The agency used satellite imagery to help uncover the accounting scheme and illustrate its allegation that Homex had not even broken ground on many of the homes for which it reported revenues.
Allegedly Homex, one of the largest homebuilders in Mexico at the time, inflated the number of homes sold during the three-year period by roughly 317% and overstated its revenue by 355%, which comes out to approximately $3.3 billion.
The SEC’s complaint highlights that Homex reported revenues from a project site in the Mexican state of Guanajuato where every planned home was purportedly built and sold by December 31, 2011. However, satellite images of the project site on March 12, 2012, show that it was still largely undeveloped and the vast majority of supposedly sold homes remained unbuilt.
According to the complaint, Homex filed for the Mexican equivalent of bankruptcy protection in April 2014 and emerged in October 2015 under new equity ownership. The company’s then-CEO and then-CFO have been placed on unpaid leave since May 2016. Homex has since undertaken significant remedial efforts and cooperated with the SEC’s investigation.

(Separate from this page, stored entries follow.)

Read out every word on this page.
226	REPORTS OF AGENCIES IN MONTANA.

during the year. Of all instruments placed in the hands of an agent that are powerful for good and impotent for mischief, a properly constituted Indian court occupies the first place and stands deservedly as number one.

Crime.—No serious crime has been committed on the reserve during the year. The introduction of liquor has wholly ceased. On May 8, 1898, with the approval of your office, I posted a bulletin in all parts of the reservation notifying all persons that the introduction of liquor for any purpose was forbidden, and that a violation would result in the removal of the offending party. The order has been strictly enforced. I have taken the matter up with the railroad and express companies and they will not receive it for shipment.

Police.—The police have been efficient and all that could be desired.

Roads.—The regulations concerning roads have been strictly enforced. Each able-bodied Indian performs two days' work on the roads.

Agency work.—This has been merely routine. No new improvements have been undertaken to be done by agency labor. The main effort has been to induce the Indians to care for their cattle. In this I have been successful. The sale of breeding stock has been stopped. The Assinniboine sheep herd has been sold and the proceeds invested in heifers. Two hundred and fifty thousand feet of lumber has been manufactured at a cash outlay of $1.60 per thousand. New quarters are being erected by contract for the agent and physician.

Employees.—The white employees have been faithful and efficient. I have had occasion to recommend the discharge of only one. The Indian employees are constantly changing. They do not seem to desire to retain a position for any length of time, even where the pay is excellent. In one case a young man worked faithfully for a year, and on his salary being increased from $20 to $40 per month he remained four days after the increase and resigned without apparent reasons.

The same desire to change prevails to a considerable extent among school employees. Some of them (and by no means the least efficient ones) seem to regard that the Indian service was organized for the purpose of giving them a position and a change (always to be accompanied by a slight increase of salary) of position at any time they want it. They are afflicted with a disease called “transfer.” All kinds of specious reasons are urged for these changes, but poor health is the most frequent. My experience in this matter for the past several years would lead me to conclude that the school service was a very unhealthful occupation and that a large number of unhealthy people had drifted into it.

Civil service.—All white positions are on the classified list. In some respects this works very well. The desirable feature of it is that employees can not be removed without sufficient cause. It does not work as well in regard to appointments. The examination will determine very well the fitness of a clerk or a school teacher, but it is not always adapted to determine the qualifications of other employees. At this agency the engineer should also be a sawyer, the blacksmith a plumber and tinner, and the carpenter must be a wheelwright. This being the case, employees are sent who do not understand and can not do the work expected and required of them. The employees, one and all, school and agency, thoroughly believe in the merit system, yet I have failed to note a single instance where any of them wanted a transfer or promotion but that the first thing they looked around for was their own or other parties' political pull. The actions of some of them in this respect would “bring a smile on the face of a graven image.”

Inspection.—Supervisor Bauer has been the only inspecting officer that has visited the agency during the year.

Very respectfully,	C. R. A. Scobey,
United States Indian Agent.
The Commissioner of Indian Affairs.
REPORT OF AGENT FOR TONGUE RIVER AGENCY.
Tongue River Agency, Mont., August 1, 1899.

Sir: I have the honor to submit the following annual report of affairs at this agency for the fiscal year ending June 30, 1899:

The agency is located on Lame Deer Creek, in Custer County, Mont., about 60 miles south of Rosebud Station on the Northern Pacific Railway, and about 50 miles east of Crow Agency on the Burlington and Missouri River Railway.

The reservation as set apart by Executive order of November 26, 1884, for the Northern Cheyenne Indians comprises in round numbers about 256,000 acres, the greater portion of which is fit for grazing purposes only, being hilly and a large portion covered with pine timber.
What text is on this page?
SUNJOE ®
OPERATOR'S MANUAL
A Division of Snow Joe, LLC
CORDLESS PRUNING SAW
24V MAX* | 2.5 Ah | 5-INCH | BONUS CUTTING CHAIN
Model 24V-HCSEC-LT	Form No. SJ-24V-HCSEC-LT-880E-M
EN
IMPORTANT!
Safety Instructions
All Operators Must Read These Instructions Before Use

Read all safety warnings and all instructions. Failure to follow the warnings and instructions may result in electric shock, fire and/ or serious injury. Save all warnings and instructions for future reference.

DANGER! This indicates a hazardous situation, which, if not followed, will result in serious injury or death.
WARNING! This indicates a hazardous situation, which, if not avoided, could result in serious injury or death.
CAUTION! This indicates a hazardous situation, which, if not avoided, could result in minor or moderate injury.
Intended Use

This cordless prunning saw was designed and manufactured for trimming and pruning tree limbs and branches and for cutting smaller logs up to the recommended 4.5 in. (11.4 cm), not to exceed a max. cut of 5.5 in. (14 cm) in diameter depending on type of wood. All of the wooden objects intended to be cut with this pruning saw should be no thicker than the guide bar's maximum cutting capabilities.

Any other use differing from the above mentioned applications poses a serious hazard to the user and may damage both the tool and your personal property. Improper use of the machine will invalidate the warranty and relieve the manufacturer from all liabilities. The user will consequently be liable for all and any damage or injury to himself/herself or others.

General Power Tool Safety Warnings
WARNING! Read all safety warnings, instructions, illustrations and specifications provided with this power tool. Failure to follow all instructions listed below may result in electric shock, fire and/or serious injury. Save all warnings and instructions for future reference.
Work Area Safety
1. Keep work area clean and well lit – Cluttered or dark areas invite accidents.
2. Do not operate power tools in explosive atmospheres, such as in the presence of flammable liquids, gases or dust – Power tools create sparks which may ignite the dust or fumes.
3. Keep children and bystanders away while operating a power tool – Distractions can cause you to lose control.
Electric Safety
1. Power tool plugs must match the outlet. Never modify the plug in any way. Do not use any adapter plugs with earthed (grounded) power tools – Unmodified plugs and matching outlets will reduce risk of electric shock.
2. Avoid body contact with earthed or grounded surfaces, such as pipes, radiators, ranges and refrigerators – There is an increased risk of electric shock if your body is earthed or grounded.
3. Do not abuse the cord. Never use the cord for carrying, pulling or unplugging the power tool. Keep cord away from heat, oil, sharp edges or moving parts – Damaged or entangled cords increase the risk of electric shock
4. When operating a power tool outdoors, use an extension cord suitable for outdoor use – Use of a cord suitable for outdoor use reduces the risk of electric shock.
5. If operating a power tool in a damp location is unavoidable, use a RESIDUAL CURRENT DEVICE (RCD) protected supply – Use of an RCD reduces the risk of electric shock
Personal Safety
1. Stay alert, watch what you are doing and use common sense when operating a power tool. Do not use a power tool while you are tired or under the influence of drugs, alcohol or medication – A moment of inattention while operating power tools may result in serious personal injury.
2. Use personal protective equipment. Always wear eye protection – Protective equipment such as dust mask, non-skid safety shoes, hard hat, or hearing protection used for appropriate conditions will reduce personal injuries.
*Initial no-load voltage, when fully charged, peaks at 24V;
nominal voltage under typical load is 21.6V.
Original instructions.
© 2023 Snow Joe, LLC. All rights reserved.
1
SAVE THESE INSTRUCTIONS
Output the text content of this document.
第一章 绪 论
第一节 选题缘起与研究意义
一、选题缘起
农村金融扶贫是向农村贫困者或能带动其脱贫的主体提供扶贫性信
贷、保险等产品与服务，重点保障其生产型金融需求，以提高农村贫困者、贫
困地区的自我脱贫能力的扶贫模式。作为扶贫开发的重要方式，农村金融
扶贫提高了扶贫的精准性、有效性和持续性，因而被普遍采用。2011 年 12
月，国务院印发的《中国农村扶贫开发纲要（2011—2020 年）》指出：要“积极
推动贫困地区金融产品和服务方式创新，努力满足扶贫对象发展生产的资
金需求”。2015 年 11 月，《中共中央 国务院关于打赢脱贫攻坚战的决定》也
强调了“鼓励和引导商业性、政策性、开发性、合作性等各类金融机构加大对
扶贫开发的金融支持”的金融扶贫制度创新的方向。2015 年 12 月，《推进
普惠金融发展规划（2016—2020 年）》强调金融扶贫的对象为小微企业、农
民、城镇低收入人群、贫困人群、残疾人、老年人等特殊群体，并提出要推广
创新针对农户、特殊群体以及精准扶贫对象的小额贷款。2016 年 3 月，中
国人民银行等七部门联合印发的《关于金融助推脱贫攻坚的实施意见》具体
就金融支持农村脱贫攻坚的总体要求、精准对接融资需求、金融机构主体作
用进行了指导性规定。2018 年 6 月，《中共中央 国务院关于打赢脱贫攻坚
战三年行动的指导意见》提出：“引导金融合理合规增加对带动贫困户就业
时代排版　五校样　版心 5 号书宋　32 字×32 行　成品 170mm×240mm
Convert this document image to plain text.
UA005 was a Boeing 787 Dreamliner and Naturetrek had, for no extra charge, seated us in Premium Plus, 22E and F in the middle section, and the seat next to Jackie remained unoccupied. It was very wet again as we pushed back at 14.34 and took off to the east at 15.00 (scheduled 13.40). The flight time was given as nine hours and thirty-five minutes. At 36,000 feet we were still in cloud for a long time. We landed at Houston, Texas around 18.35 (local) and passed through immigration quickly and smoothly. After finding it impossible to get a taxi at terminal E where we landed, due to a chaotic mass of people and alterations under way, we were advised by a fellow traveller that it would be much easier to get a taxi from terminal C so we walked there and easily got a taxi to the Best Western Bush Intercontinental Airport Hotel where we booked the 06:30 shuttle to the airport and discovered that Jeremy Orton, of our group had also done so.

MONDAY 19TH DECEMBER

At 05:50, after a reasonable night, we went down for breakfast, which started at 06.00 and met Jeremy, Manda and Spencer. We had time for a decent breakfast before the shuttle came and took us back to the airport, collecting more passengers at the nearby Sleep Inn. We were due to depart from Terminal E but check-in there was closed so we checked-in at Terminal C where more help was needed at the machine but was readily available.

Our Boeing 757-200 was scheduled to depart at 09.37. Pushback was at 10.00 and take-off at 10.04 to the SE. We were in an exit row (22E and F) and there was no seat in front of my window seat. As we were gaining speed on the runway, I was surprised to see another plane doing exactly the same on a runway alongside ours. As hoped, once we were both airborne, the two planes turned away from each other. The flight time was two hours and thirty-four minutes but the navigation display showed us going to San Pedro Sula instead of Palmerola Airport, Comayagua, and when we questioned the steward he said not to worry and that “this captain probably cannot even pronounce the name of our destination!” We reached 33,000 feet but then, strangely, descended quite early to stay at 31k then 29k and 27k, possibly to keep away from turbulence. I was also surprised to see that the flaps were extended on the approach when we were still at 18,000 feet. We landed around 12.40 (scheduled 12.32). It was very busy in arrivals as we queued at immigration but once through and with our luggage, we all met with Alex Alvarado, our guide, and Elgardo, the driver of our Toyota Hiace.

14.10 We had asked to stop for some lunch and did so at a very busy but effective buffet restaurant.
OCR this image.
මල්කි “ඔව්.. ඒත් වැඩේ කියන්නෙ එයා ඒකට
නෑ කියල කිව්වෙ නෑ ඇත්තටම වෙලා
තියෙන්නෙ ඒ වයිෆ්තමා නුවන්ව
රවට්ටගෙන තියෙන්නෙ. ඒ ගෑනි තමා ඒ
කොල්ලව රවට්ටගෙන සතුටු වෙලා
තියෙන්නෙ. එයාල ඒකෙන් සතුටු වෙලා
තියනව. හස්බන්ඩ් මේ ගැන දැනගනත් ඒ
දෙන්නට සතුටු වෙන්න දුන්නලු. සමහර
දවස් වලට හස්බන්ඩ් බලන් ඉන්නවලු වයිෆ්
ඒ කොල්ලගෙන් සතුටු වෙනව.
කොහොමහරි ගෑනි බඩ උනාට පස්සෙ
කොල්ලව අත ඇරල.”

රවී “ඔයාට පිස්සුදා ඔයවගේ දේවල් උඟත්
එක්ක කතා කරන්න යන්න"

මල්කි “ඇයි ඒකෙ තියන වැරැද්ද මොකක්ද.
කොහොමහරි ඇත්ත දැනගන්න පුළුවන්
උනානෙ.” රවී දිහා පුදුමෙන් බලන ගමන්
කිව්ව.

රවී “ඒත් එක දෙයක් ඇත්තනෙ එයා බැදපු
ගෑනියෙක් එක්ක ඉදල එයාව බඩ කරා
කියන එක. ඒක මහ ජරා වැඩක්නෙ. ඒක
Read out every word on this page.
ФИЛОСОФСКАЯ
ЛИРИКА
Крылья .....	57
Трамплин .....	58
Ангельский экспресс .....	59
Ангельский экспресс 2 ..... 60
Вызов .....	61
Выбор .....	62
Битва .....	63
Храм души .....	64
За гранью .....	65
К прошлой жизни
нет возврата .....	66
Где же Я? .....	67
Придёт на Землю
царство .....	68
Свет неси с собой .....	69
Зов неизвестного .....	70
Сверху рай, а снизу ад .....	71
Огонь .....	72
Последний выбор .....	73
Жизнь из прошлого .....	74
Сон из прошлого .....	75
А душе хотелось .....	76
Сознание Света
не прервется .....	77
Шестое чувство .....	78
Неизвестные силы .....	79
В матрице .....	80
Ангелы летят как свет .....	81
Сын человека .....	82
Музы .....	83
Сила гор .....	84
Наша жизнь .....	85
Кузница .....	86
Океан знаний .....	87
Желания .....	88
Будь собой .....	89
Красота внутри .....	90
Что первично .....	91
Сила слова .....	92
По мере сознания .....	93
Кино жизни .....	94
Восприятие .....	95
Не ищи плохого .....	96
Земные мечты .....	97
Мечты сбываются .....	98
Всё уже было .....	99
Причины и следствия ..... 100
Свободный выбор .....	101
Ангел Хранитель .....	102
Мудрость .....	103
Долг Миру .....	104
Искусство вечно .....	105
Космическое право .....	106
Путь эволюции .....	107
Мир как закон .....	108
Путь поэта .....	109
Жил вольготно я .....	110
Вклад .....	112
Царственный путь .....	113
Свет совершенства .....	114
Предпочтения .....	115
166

Stephanie Avakian, acting director of the SEC’s Enforcement Division, commented:
As alleged in our complaint, Homex deprived its investors of accurate and reliable financial results by reporting key numbers that were almost completely made up. The settlement takes into account that the fraud occurred entirely under the watch of prior ownership and management, the company’s new leaders provided critical information regarding the full scope of the fraudulent conduct, and the company continues to significantly cooperate with our ongoing investigation.
The SEC separately issued a trading suspension in the securities of Homex. Without admitting or denying the allegations, Homex consented to the entry of a final judgment permanently enjoining the company from violating the antifraud, reporting and books and records provisions of the federal securities laws, and the company agreed to be prohibited from offering securities in the U.S. markets for at least five years.